Como se fosse um único órgão de ajuda humanitária, a longa lista da solidariedade se contrapõe à curta preocupação do Palácio do Planalto. Entre outros tantos nomes, essa corrente do bem é integrada pelas ONGs Gerando Falcões, Cufa, Voz das Comunidades; pelas empresas XP, Mercado Livre, Magazine Luiza e BV; pelos bancos Bradesco, Itaú e Santander. “Quem tem fome tem pressa e nós não vamos parar até que a situação melhore”, diz a head de Impacto Social da XP, Marcella Coelho. A XP acaba de doar R$ 3 milhões e continuará colaborando financeiramente com ONGs que compram alimentos e os distribuem a quem deles precisa. As instituições financeiras Bradesco, Itaú e Santander atuam em conjunto. “Combater a fome está muito acima de questões de negócios e concorrenciais”, declarou o CEO do Itaú Unibanco, Milton Maluhy Filho. Juntas, essas instituições doaram R$ 37,5 milhões. “Não é hora de concorrer, mas de socorrer”, diz o CEO do Santander, Sergio Rial. “Necessidades básicas das pessoas não estão sendo supridas, os mínimos indispensáveis ampliam a lacuna da fome. O Bradesco sempre esteve compromissado com a inclusão social e financeira dos brasileiros”, diz a diretora executiva do Bradesco, Glaucimar Peticov.

NOBRE AULA Lemann: Ensinando e estimulando ONGs a arrecadarem recursos (Crédito:FELIPE RAU)

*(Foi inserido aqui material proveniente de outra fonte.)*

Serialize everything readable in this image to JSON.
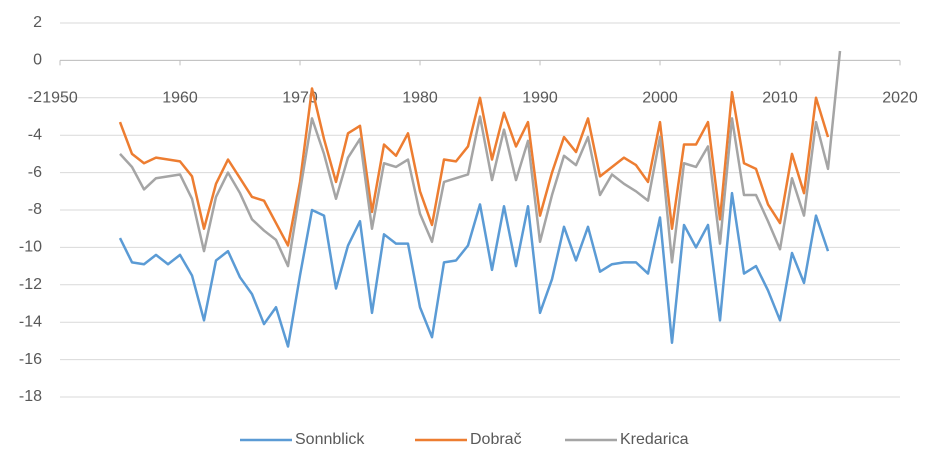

Fome e crises econômicas são estruturais no País, mas a situação atual é sem precedentes. “As pessoas estão sem nenhuma reserva, as famílias perderam suas âncoras”, diz o superintendente executivo do Instituto Unibanco, Ricardo Henriques. “É um chamado para nos mobilizarmos”, afirma a superintendente do Itaú Social, Angela Dannemann. Para o fundador da ONG Voz das Comunidades, Rene Silva, a “sociedade civil se mobiliza e, sem isso, a situação estaria pior”. As doações vão para o terceiro setor, que efetua a compra de cestas básicas e as entrega aos cadastrados. De mão em mão, as doações chegam aos famintos. Com a ajuda do empresário Jorge Paulo Lemann, acionista da Ab InBev, sócio do 3G Capital e segunda maior fortuna do Brasil em 2020, a ONG Gerando Falcões, fundada por Eduardo Lyra, conseguiu em cinco dias R$ 2 milhões em doações. Lemann propôs um nobre desafio: Se a Gerando Falcões conseguisse, por conta própria, arrecadar R$ 500 mil, ele, Lemann, lhe entregaria mais R$ 500 mil. Foram tantas as contribuições obtidas por Lyra, que, ao final, arrecadaram-se R$ 2 milhões, com os R$ 500 mil de Lemann já incluídos. “A única forma de sobrevivência é por meio da colaboração”, diz Lyra.